A PHYTOSOCIOLOGICAL SURVEY OF THE PEOPLE’S DEMOCRATIC REPUBLIC OF YEMEN

Auther : By: Dr. Mohammed Nazir Sankary

          The people’s Democratic Republic of Yemen covers an area of 287683 km² harboring a population of approximately two million, which grows at an annual rate of 2.75%.  The country has no oil production and a very low per capita income.  The prevailing climate: desert and sub-desert tropical type, with erratic rainfall occurring during two seasons extending from April to May and from July to August.

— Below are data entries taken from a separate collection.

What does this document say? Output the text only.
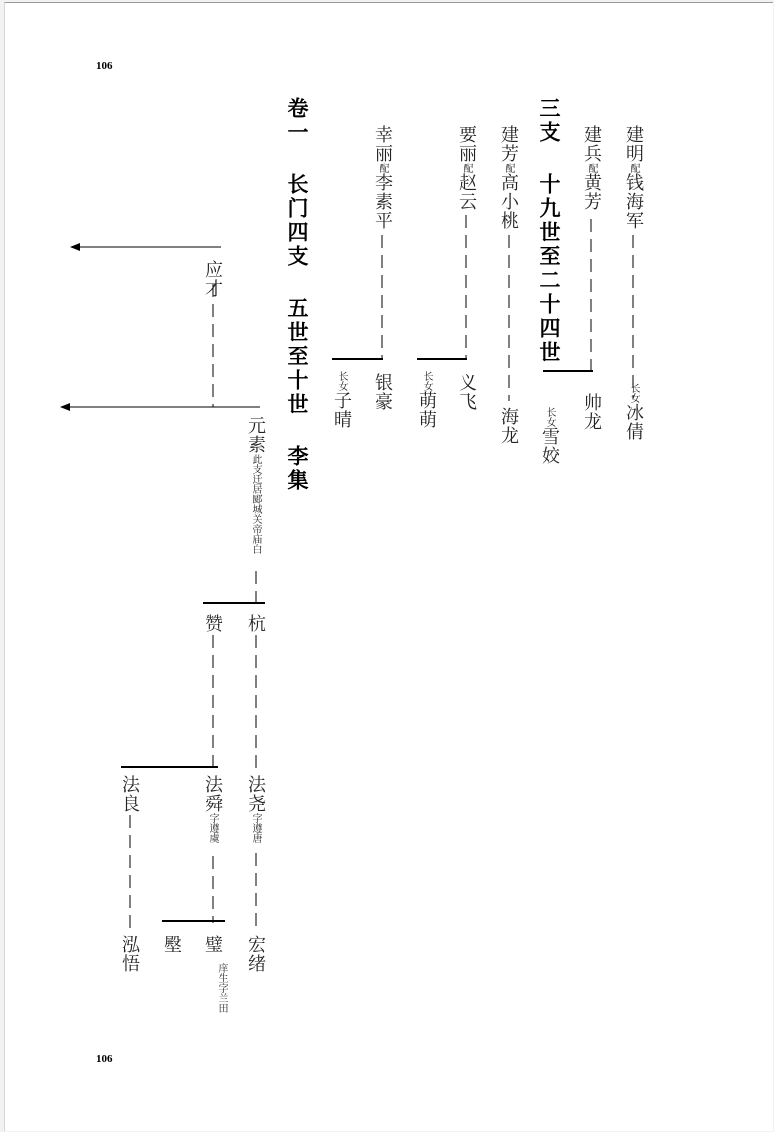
106
106
卷一 长门四支 五世至十世 李集	三支 十九世至二十四世	建明配钱海军
长女冰倩
建兵配黄芳
帅龙
长女雪姣
建芳配高小桃
海龙
要丽配赵云
义飞
长女萌萌
幸丽配李素平
银豪
长女子晴
应才
元素此支迁居郾城关帝庙白
杭
赞
法良	法舜字遵虞
法尧字遵唐
泓悟 壂 璧
庠生字兰田
宏绪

          The tropical bixeric semi-humid and semi-arid areas cover only 0.07 and 0.7% of the land surface respectively, whilst sub-desert and desert areas cover 74 and 22%.   Uncertified sources designate 96% of the total area of South Yemen as rangelands, but in actual terms, only 33% have the regenerative capacity for economic range management.  Arable lands from 0.5% with only one seventh under permanent cropping.

          Most of the previous botanical literature (1846 – 1978) is mainly devoted to economical records and discoveries of ornamental succulents, with only three papers dealing with rangelands and ecology.

           This paper aims at surveying and describing the major plant communities and their potential associations in South Yemen.  It is based on field excursions carried out by the author in 1979-1980 and earlier trips to the adjacent countries in 1976-1980.

           South Yemen may be conveniently divided into six major geo-botanical regions with more than 29 major plant communities and 12 potential associations of semi-climax nature.  The main regions are: the coastal plains, the mountains, the internal plateau and the internal desert, which is an extension of the Empty Quarter.  Details concerning the dominant plant communities in each of these regions are included in the Arabic text of this paper, together with a potential plant association map showing the salient features of distribution.

           The author has also postulated a number of recommendations, which may help in achieving a proper terrain development.  Amongst which is the undertaking of an integrated and detailed ecological surveys, the adoption of appropriate range management policies, initiating re-vegetation reserves and sand dune fixation techniques, training the required personnel, the improvement of forage production…etc.